More specifically, 4,4′-(Hexafluoroisopropylidene)diphthalic anhydride is synthesized through a multistep process in which hexafluoroacetone (HFA) reacts with xylenes in the presence of hydrogen fluoride, yielding 2,2-bis(3,4-dimethylphenyl)hexafluoropropane (I), also known as dixylylhexafluoropropane, DX-F6.

The bridged xylene (I) can be oxidized with potassium permanganate (KMnO_{4}) to produce the tetracarboxylic acid 2,2-bis(3,4-dicarboxyphenyl)hexafluoropropane (II). Industrially, this oxidation is also carried out using oxygen in the presence of cobalt(II) acetate, manganese(II) acetate, and hydrobromic acid in glacial acetic acid, achieving a yield of 88.4%.

Contamination of the final product with heavy metal ions, which is undesirable for electronic applications, X is eliminated during continuous oxidation with 35% nitric acid at temperatures above 200 °C under pressure.

The resulting tetracarboxylic acid has a purity of approximately 97%.

In the final step, the dianhydride (III) is obtained by dehydration via distillation with xylene. Further purification by recrystallization using acetic acid/acetic anhydride or by sublimation increases the product purity to over 99%.

== Properties ==
4,4′-(Hexafluoroisopropylidene)diphthalic anhydride is a crystalline white solid that hydrolyzes in water to form the corresponding tetracarboxylic acid. The resulting aqueous solution (10 g·cm^{−3} at 20 degrees Celsius) is acidic (pH 3). The dianhydride is soluble in many organic solvents.

== Applications ==
6FDA is used as monomer for the synthesis of fluorinated polyimides. These are prepared by the polymerisation of 6FDA with an aromatic diamine such as 3,5-diaminobenzoic acid or 4,4'-diaminodiphenyl sulfide. Such fluorinated polyimides exhibit a range of remarkable physical properties due to their trifluoromethyl groups and are used in special applications, e. g. used to make gas-permeable polymer membranes, in the field of microelectronics and optics, such as optical lenses from polymers, OLEDs, or high-performance CMOS-contact image sensors (CISs). These polyimides are typically soluble in common organic solvents, facilitating their production and processing. They have very low water absorption, which makes them particularly suitable for special optical applications.

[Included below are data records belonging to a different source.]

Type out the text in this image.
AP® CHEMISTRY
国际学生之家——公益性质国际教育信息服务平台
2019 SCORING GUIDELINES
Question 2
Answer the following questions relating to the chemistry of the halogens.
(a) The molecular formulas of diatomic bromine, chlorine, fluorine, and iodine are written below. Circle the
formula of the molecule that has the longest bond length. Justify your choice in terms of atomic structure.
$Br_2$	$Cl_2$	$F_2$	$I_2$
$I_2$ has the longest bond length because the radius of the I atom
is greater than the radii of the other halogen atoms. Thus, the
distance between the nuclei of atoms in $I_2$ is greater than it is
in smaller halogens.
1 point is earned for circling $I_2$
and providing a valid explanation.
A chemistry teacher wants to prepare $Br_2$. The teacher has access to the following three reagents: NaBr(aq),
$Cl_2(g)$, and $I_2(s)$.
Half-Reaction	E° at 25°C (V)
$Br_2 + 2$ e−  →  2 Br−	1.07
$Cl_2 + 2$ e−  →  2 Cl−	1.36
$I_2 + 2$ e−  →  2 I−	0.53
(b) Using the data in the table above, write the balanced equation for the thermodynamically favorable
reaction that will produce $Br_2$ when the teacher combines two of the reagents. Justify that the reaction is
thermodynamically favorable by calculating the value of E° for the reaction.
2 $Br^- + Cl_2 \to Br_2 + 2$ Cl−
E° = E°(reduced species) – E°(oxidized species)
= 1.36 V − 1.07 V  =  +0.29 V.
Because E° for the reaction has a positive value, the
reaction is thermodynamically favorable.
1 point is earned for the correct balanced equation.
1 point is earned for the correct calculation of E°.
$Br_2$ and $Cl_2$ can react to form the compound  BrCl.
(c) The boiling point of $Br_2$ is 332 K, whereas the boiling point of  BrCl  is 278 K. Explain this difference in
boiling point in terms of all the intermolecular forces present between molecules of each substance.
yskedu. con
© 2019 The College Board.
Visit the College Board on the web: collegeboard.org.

More specifically, the properties of amorphous 6F polyimides (fluorinated polyimides, using 4,4′-(Hexafluoroisopropylidene)diphthalic anhydride as the dianhydride building block) include:

- High thermal stability, with glass transition temperatures well above 250 °C and low weight loss (5%) at temperatures exceeding 500 °C
- High mechanical strength, including high modulus of elasticity, tensile strength, and elongation at break of fibers and films
- Excellent chemical resistance to hydrolysis and low water absorption
- Outstanding solubility in many organic solvents, allowing easy processing into films and fibers
- High optical transparency and low refractive index
- Low dielectric constant, low thermal coefficient of expansion, and low surface energy

The production of fluorinated polyimides occurs in a two-step process in which the cyclic dianhydride 6FDA first reacts with a typically aromatic diamine to form a so-called polyamic acid via ring opening. Subsequent dehydration and cyclization (imidization) yield the polyimide.

This reaction sequence can also be performed hydrothermally under "sustainable green" laboratory conditions and scales, i.e., in water under pressure and at elevated temperatures (200 °C), producing first the polyamic acid and then the polyimide.

The reaction of 6FDA with a diamine containing hydroxy groups, such as 3,3'-dihydroxybenzidine, initially forms the polyimide (A), which can undergo thermal elimination of carbon dioxide (CO_{2}) to form the corresponding polybenzoxazole (B).

Due to their exceptional properties, 6F polyimides are used as materials for gas separation, as glass substitutes in flexible solar cells and OLED displays, as packaging films for electronic components, as optical fiber, and as composite materials in aerospace applications.